A man walks into a bar and sees it’s out of business. There were no customers entering or leaving apart from Mike. He was an alcoholic and a usual at the bar. The bar had a long counter in the centre and seats and a stage to perform. Mike had a friend who was also a saxophone performer. He would greet him every time he was there but today Mike only saw the waiters. Mike walked towards the stage and noticed a $100 note jammed between the door to backstage. Mike reached forward to open the door and noticed the knob was burning hot. Slowly he opened the door and there he saw a blazing fire with a trail of money leading outside the window. Time’s up!

A man walks into a bar and sees … 

The well known tune of “Amazing Grace” rung through his ears. He had just got off the train from Hamburg. He wasn’t from Hamburg. He turned up in Berlin one day under the guise of a tourist. Olive skin, thin and straight dark brown hair, impeccable German with a light Munich accent. He had been all around Germany, and Austria, Russia, Britain, France, Nepal, China, Japan, India. He looked no older than 25. He dressed like a classic Turkish street ruffian. His physique imposing, his eyes colder than ice. He was on the most wanted list for reasons unknown to anyone.

He walked down the cobblestone. It was late – there weren’t any cars. The shadowy character walked into the bar, and he finally found what he had been looking for for the past 16 years. 2015 Competition Writing. Time’s up!

A man walks into a bar and sees some familiar faces chatting happily and accompanied by a beautiful woman he doesn’t yet know. Evading being noticed, the man hastily walks towards the bar, takes a seat and orders a gin and tonic. As he takes his first sip and sees the group out of the corner of his eye, memories come gushing back. Little P. playing with his new train model, signing father’s day cards and sporting a look of disappointment. He was now bigger than the man himself and sported a smart sports coat and pale grey shirt.
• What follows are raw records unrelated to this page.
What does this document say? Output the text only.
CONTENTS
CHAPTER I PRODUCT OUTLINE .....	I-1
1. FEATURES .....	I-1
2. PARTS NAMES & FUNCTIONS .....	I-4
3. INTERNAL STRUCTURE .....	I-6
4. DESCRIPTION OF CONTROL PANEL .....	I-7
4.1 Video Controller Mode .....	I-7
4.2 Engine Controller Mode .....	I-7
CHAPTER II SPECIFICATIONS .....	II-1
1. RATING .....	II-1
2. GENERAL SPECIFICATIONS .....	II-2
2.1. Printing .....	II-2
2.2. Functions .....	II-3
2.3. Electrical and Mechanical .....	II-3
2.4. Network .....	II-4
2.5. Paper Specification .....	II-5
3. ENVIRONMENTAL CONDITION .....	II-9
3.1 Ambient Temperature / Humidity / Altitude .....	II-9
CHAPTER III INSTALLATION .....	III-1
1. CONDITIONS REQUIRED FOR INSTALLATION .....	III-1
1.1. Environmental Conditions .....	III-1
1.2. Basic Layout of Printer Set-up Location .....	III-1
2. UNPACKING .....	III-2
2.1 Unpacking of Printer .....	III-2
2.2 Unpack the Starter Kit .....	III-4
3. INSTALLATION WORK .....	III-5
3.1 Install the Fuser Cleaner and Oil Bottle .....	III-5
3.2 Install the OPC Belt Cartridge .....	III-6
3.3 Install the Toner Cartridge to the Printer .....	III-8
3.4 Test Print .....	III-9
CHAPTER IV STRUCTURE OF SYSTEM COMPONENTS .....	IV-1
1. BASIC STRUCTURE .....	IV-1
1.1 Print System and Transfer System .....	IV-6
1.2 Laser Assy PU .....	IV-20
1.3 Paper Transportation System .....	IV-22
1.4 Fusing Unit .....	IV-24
He saw his beloved D, their futile fighting and ultimate split. The man stared into his glass, wondering how he could have ever let go of those he once held so close to his heart. Wiping away a tear, the man nervously approached the table. He could not tell if their faces were from mere shock or disgust. Time’s up!

The ambiguous figure lumbered across the silent darkness consumed by rigid shadows of his surrounding cityscape. The eerie night engulfed by the faint humming of the lean and fatigued street lamps, a dying light flickers and fades in the distance. Shadowy sign whose light pierces through the abyssful oblivion of night. One could barely make out the facing “Bar” which looms on the sign. Suddenly a towering shadow floats past the beacon of guidance and the torch in an atmosphere of ominous obscurity. A soft creek echoes through the Time’s up!